I almost feel the need to have to bring back my "3 stars is not a bad rating" disclaimer, since I've had a bizarrely rare couple of weeks with several 4 star rated books in my lineup. Well here we are again, settling back into the "3 star is the standard" normalcy of my world.

Kitchen Confidential was an entertaining read. The main reason why I couldn't swing a 4 is only because I think I'd expected there to be more "trade secrets" about the restaurant industry than there really were. I'd half expected to be terrorized into never wanting to eat in a restaurant ever again after finding out that 95% of restaurant employees either pee, spit, or masturbate into their food (I'm only half joking). I'd honestly thought that I was going to be reading the book like this :


Now, that's not to say that there weren't a few disgusting tidbits thrown out for me to contemplate. For example, I now know never to order fish specials on a Monday, or to eat Mussels just about anywhere. But...I think I wanted to know more about the "behind the scenes" dirt on what can really go wrong in restaurants than what we were given.

Something else that I'd expected to see more of was Anthony's hard-on for hating on the Food Network community. There were a couple of little digs in this book (the "you're halfway to making that fuzzy little Emeril your bitch" comment made me snort), but nothing even remotely at the level to which I would have expected (maybe that was a publisher reign-in, who knows?) I've followed some of his past interviews and blog posts and have to admit to being far more amused than I should be over his petty jabs at Rachael Ray, Emeril and others.

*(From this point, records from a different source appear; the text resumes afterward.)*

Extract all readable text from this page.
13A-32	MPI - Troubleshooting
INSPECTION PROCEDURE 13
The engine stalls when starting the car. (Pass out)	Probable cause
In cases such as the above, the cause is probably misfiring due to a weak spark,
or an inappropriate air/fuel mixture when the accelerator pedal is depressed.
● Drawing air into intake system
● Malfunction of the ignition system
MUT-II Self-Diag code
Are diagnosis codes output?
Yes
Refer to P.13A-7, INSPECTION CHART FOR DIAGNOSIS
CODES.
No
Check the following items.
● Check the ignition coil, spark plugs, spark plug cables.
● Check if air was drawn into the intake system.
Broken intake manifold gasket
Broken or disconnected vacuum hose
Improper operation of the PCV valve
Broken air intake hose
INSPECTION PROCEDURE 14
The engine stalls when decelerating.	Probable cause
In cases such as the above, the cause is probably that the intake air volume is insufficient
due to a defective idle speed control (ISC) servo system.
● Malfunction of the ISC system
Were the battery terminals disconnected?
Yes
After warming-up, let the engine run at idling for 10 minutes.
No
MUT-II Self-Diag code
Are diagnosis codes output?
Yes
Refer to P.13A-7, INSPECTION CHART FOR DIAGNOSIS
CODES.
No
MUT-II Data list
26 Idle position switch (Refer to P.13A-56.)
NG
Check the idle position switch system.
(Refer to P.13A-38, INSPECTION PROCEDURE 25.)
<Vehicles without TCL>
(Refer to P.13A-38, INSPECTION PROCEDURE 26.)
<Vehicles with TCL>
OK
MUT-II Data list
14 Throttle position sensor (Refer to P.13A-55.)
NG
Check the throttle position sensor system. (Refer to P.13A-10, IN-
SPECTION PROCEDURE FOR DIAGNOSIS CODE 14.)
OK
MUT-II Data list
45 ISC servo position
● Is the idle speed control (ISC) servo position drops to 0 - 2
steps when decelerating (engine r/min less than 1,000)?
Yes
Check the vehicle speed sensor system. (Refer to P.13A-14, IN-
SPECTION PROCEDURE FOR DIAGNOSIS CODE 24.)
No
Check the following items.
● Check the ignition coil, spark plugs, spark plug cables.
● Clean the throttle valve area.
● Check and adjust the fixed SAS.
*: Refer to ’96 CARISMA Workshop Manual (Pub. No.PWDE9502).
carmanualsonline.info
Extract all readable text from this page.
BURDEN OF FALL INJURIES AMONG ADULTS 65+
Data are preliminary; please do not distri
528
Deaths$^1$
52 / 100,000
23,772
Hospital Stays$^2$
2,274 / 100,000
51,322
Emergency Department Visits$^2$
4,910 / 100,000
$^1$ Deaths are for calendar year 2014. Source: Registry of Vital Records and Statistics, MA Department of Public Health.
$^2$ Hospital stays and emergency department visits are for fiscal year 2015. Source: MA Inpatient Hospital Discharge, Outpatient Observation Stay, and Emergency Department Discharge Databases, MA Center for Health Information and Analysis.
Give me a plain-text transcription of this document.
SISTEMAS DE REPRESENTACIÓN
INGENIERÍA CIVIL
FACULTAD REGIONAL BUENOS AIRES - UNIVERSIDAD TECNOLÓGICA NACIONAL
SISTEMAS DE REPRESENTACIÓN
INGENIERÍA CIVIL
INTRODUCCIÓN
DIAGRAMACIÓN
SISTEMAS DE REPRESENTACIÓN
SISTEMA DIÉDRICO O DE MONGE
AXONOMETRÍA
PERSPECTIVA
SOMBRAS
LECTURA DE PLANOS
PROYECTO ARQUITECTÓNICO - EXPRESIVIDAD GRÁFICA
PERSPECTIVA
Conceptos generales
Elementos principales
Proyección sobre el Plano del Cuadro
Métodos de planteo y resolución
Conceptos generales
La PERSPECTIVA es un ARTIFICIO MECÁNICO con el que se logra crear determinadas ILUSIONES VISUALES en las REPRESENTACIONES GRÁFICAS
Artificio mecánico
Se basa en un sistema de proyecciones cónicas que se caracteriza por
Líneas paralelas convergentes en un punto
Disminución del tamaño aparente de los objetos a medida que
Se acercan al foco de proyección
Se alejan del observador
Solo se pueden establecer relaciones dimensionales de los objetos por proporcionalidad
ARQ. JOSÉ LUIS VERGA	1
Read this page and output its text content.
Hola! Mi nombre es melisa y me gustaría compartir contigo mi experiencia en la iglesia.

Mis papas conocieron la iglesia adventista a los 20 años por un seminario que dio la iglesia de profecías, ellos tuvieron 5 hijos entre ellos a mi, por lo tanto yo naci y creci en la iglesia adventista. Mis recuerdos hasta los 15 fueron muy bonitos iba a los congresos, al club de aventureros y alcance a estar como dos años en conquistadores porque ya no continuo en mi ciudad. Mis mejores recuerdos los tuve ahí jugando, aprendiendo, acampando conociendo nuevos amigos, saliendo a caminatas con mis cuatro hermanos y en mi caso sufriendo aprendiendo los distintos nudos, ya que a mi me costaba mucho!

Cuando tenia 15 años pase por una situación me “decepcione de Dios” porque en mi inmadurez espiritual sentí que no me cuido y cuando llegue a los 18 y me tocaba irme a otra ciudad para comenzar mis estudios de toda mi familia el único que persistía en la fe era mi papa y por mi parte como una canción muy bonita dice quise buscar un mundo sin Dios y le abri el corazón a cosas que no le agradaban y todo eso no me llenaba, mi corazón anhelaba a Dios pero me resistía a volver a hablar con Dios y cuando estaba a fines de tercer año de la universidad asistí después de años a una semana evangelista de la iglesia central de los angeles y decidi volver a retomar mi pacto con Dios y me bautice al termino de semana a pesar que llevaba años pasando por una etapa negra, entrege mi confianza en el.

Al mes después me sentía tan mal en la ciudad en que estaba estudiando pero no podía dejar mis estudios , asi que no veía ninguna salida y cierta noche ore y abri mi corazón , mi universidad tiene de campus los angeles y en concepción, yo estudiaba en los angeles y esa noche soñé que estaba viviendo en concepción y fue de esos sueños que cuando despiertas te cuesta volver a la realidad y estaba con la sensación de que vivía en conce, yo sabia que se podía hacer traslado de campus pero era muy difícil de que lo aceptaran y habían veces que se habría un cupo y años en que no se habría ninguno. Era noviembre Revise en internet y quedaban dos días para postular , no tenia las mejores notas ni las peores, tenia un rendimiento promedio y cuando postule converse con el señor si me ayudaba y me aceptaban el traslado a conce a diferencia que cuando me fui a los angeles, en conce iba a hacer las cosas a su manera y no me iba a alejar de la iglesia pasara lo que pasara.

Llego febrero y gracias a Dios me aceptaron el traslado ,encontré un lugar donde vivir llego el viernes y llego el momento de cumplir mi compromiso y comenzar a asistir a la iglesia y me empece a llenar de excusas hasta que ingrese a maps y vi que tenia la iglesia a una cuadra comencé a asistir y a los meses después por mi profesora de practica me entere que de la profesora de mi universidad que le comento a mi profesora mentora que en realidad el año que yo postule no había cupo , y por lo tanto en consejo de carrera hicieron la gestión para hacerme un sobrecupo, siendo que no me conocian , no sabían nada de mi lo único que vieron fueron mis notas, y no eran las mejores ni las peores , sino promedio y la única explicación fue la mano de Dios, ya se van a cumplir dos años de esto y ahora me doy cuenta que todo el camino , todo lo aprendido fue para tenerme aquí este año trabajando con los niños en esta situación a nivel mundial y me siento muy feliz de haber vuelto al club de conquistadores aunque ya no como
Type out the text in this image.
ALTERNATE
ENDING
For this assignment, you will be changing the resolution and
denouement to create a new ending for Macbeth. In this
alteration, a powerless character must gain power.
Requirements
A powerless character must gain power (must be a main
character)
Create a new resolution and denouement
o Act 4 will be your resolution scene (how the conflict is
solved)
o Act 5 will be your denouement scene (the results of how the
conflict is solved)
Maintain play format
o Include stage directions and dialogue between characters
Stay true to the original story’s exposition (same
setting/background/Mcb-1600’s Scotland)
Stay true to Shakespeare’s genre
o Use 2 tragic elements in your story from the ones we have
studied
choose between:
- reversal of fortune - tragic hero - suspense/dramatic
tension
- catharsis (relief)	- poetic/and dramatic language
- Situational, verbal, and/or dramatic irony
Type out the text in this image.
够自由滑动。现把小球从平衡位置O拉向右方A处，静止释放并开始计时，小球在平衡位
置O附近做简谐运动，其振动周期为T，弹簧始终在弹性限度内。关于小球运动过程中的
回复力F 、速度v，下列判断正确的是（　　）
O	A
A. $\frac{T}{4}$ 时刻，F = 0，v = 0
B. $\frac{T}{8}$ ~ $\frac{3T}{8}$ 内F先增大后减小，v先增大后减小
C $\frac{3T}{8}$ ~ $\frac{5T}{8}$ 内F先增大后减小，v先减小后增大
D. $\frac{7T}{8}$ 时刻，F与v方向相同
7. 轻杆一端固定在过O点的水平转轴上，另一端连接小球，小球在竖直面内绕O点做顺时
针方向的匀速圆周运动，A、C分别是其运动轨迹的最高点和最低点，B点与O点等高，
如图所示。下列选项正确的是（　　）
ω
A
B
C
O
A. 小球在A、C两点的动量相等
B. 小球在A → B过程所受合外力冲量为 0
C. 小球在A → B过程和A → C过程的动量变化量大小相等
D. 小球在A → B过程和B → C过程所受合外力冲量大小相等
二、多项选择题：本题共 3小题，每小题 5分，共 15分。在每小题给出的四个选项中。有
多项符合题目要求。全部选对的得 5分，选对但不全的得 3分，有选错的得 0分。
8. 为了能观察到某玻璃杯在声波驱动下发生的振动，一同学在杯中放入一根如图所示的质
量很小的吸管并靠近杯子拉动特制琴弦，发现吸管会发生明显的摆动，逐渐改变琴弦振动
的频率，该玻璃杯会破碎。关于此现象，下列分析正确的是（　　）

Note : I have nothing against these people and have spent many hours watching the Food Network over the years.

I guess I wanted more of the "gritty" dirt that I thought AB could provide, so I found myself slightly disappointed. But again, the book itself was entertaining for a memoir of his experiences coming up in the foodie world.

This isn't to say that I wasn't amused over the fact that he walked around in his youth wearing nunchakus in a holster while carrying a samurai sword (and we're not talking the pre-teen years, we're talking college here), but I have to admit that I'm more fascinated by the sarcastic 50-plus-year-old man who has digestive issues, drinks like a fish, and got filmed eating an animal's poop chute on his television show.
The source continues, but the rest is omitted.